Van Almsick Zweite im 100-m-Krimi - Buschschulte vorn
  

Hamburg (dpa) - Antje Buschschulte hat Topstar Franziska van Almsick bei den deutschen Schwimm-Meisterschaften in Hamburg in einem 100-m-Freistilkrimi unsanft vom Meisterthron gestoßen.
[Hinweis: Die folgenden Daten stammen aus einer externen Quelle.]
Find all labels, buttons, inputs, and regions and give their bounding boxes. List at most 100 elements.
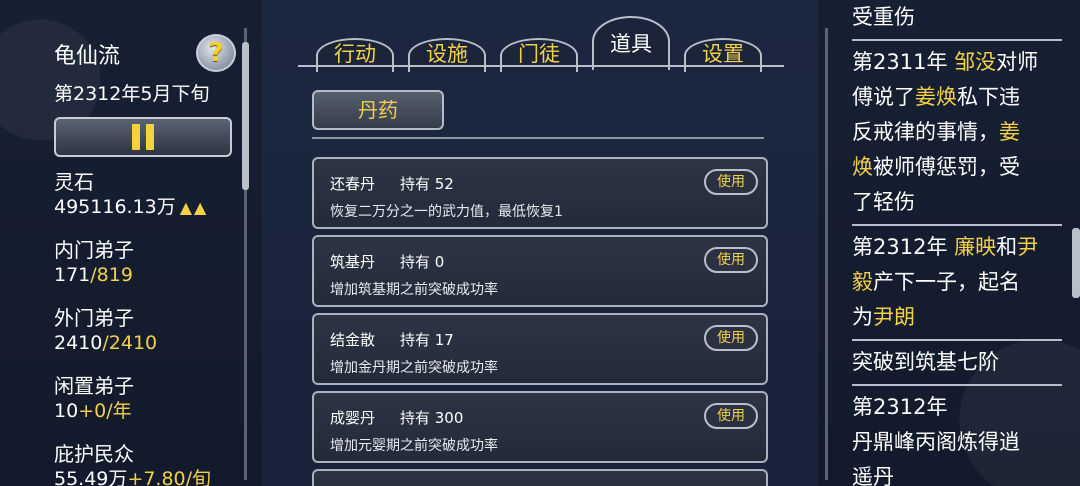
tab-actions[interactable]: 行动: [310, 32, 400, 72]
right-scrollbar[interactable]: [822, 28, 832, 480]
log-entry: 第2312年丹鼎峰丙阁炼得逍遥丹: [852, 390, 1062, 486]
tab-settings[interactable]: 设置: [678, 32, 768, 72]
log-text: 遥丹: [852, 465, 894, 486]
item-name: 筑基丹: [330, 253, 376, 271]
item-name: 成婴丹: [330, 409, 376, 427]
stat-label: 外门弟子: [54, 306, 134, 330]
log-text: 第2312年: [852, 395, 948, 419]
log-line: 受重伤: [852, 0, 1062, 35]
item-description: 增加元婴期之前突破成功率: [330, 438, 498, 454]
stat-value: 495116.13万: [54, 196, 176, 218]
category-pills-button[interactable]: 丹药: [312, 90, 444, 130]
log-character-name: 姜焕: [915, 85, 957, 109]
stat-outer-disciples: 外门弟子 2410/2410: [54, 306, 157, 356]
log-text: 产下一子，起名: [873, 270, 1020, 294]
trend-up-icon: ▲▲: [179, 198, 209, 217]
log-text: 反戒律的事情，: [852, 120, 999, 144]
items-panel: 行动 设施 门徒 道具 设置 丹药 还春丹 持有 52 恢复二万分之一的武力值，…: [262, 0, 818, 486]
use-button[interactable]: 使用: [704, 247, 758, 273]
pause-icon-bar-left: [132, 124, 140, 150]
list-item: 还春丹 持有 52 恢复二万分之一的武力值，最低恢复1 使用: [312, 157, 768, 229]
stat-value-cap: /819: [90, 264, 133, 286]
stat-sheltered-people: 庇护民众 55.49万+7.80/旬: [54, 442, 211, 486]
log-line: 了轻伤: [852, 185, 1062, 220]
tab-bar: 行动 设施 门徒 道具 设置: [262, 0, 818, 80]
log-line: 突破到筑基七阶: [852, 345, 1062, 380]
pause-button[interactable]: [54, 117, 232, 157]
log-text: 突破到筑基七阶: [852, 350, 999, 374]
item-name: 还春丹: [330, 175, 376, 193]
log-line: 傅说了姜焕私下违: [852, 80, 1062, 115]
pause-icon-bar-right: [146, 124, 154, 150]
item-description: 增加筑基期之前突破成功率: [330, 282, 498, 298]
left-scrollbar[interactable]: [240, 28, 250, 480]
log-line: 为尹朗: [852, 300, 1062, 335]
tab-disciples[interactable]: 门徒: [494, 32, 584, 72]
tab-items[interactable]: 道具: [586, 16, 676, 70]
log-line: 遥丹: [852, 460, 1062, 486]
sect-name: 龟仙流: [54, 44, 121, 69]
game-date: 第2312年5月下旬: [54, 83, 210, 105]
log-line: 丹鼎峰丙阁炼得逍: [852, 425, 1062, 460]
log-entry: 第2312年 廉映和尹 毅产下一子，起名 为尹朗: [852, 230, 1062, 341]
log-line: 毅产下一子，起名: [852, 265, 1062, 300]
log-text: 了轻伤: [852, 190, 915, 214]
list-item: 筑基丹 持有 0 增加筑基期之前突破成功率 使用: [312, 235, 768, 307]
stat-label: 庇护民众: [54, 442, 134, 466]
stat-value: 2410: [54, 332, 103, 354]
list-item-partial: [312, 469, 768, 486]
help-button[interactable]: ?: [196, 34, 236, 72]
item-owned-count: 持有 300: [400, 409, 464, 427]
stat-value: 55.49万: [54, 468, 128, 486]
question-mark-icon: ?: [208, 38, 224, 68]
tab-facilities[interactable]: 设施: [402, 32, 492, 72]
use-button[interactable]: 使用: [704, 169, 758, 195]
item-list: 还春丹 持有 52 恢复二万分之一的武力值，最低恢复1 使用 筑基丹 持有 0 …: [312, 157, 768, 486]
stat-label: 闲置弟子: [54, 374, 134, 398]
log-text: 第2311年: [852, 50, 955, 74]
stat-value-rate: +0/年: [78, 400, 132, 422]
stat-spirit-stones: 灵石 495116.13万 ▲▲: [54, 170, 208, 220]
log-entry: 突破到筑基七阶: [852, 345, 1062, 386]
stat-idle-disciples: 闲置弟子 10+0/年: [54, 374, 134, 424]
log-character-name: 廉映: [954, 235, 997, 259]
use-button[interactable]: 使用: [704, 325, 758, 351]
log-character-name: 尹: [1017, 235, 1039, 259]
log-entry: 受重伤: [852, 0, 1062, 41]
item-description: 增加金丹期之前突破成功率: [330, 360, 498, 376]
item-name: 结金散: [330, 331, 376, 349]
log-line: 焕被师傅惩罚，受: [852, 150, 1062, 185]
stat-value: 171: [54, 264, 91, 286]
stat-label: 灵石: [54, 170, 94, 194]
stat-value: 10: [54, 400, 79, 422]
log-line: 第2311年 邹没对师: [852, 45, 1062, 80]
log-character-name: 姜: [999, 120, 1020, 144]
use-button[interactable]: 使用: [704, 403, 758, 429]
stat-label: 内门弟子: [54, 238, 134, 262]
list-item: 结金散 持有 17 增加金丹期之前突破成功率 使用: [312, 313, 768, 385]
list-item: 成婴丹 持有 300 增加元婴期之前突破成功率 使用: [312, 391, 768, 463]
scroll-thumb[interactable]: [242, 42, 249, 190]
log-character-name: 邹没: [954, 50, 997, 74]
stat-value-cap: /2410: [102, 332, 158, 354]
item-owned-count: 持有 17: [400, 331, 454, 349]
category-divider: [312, 137, 764, 139]
log-text: 对师: [996, 50, 1039, 74]
log-text: 第2312年: [852, 235, 955, 259]
log-text: 为: [852, 305, 873, 329]
log-text: 傅说了: [852, 85, 915, 109]
log-line: 第2312年: [852, 390, 1062, 425]
log-text: 和: [996, 235, 1018, 259]
sect-status-panel: 龟仙流 ? 第2312年5月下旬 灵石 495116.13万 ▲▲ 内门弟子 17…: [0, 0, 262, 486]
scroll-track: [825, 28, 828, 480]
scroll-thumb[interactable]: [1072, 228, 1080, 298]
event-log-panel: 受重伤 第2311年 邹没对师 傅说了姜焕私下违 反戒律的事情，姜 焕被师傅惩罚，受 了轻…: [818, 0, 1080, 486]
event-log: 受重伤 第2311年 邹没对师 傅说了姜焕私下违 反戒律的事情，姜 焕被师傅惩罚，受 了轻…: [852, 0, 1062, 486]
log-text: 私下违: [957, 85, 1020, 109]
log-text: 受重伤: [852, 5, 915, 29]
log-character-name: 尹朗: [873, 305, 915, 329]
log-entry: 第2311年 邹没对师 傅说了姜焕私下违 反戒律的事情，姜 焕被师傅惩罚，受 了轻伤: [852, 45, 1062, 226]
log-character-name: 焕: [852, 155, 873, 179]
log-line: 第2312年 廉映和尹: [852, 230, 1062, 265]
item-description: 恢复二万分之一的武力值，最低恢复1: [330, 204, 563, 220]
Die Berlinerin wollte richtig «Gas geben», am Ende blieb der Europameisterin nur Platz zwei hinter der 24 Jahre alten Magdeburgerin. Buschschulte war selbst überrascht: «Ich war ziemlich nervös. Auf den letzten Metern habe ich gezittert, weil ich dachte, es zieht noch jemand an dir vorbei.» Die geschlagene Franziska van Almsick war «völlig breit. Es war verdammt hart. Die letzten zehn Meter dachte ich nur: Kopf runter und durch.» Sandra Völker (Hamburg) wurde einen Tag nach ihrem Sieg über 50 m lediglich Vierte.

«Für Antje ist das ein besonderes inneres Wohlgefühl», stellte DSV-Cheftrainer Ralf Beckmann fest. Franziska van Almsick machte er Mut: «Diese Niederlage wird sie nicht gut finden, aber das tut ihr auch nicht weh. Für sie ist nur wichtig: Was kann ich über 200 Meter?» Am Samstag schlägt für die Berlinerin die Stunde der Wahrheit. Erst seit Januar ist sie wieder im Training - und hat nur noch Olympia 2004 in Athen im Kopf.

Franziska van Almsick hatte ein Jahr nach ihrem tollen Comeback mit 200-m-Weltrekord bei der EM in Berlin schon nach den Vorläufen ein schlechtes Gefühl. «Ich gehe eigentlich davon aus, dass es nicht klappt», sagte sie, «ich denke an Petra Dallmann.» Die Heidelbergerin wurde Dritte.

Stefan Herbst (Leutzsch) sicherte sich mit seinem vierten Titel nacheinander über 200 m Freistil in schnellen 1:49,27 Minuten das WM-Ticket für Barcelona. Um WM-Medaillen darf auch Nicole Hetzer (Burghausen) schwimmen, die über 400 m Lagen souverän ihren Titel verteidigte. Die Wuppertalerin Sarah Poewe gewann einen Tag nach ihrem Sieg über 100 m Brust auch die 50 m, Titelverteidigerin Simone Weile (Heidelberg) enttäuschte als Vierte. Sarah Poewe verpasste aber ebenso die WM-Norm wie Franziska Skrubel (Berlin) als Siegerin über 50 m Schmetterling und Jochen Hanz (Berlin) über 400 m Lagen.

Europarekordler Stev Theloke (Chemnitz) sagte seine Starts bei den «Deutschen» ohne Angabe von Gründen ab - und reiste erst gar nicht an. Für den Titelverteidiger über 50 und 100 m Rücken, der sich vor rund drei Wochen von seiner Trainerin getrennt hatte, sind damit auch alle WM-Träume geplatzt. «Das ist keine geschickte Entscheidung. Er muss wissen, dass er Mitglied der Bundeswehr-Sportkompanie ist. Da hat er einen klaren Auftrag», sagte Beckmann.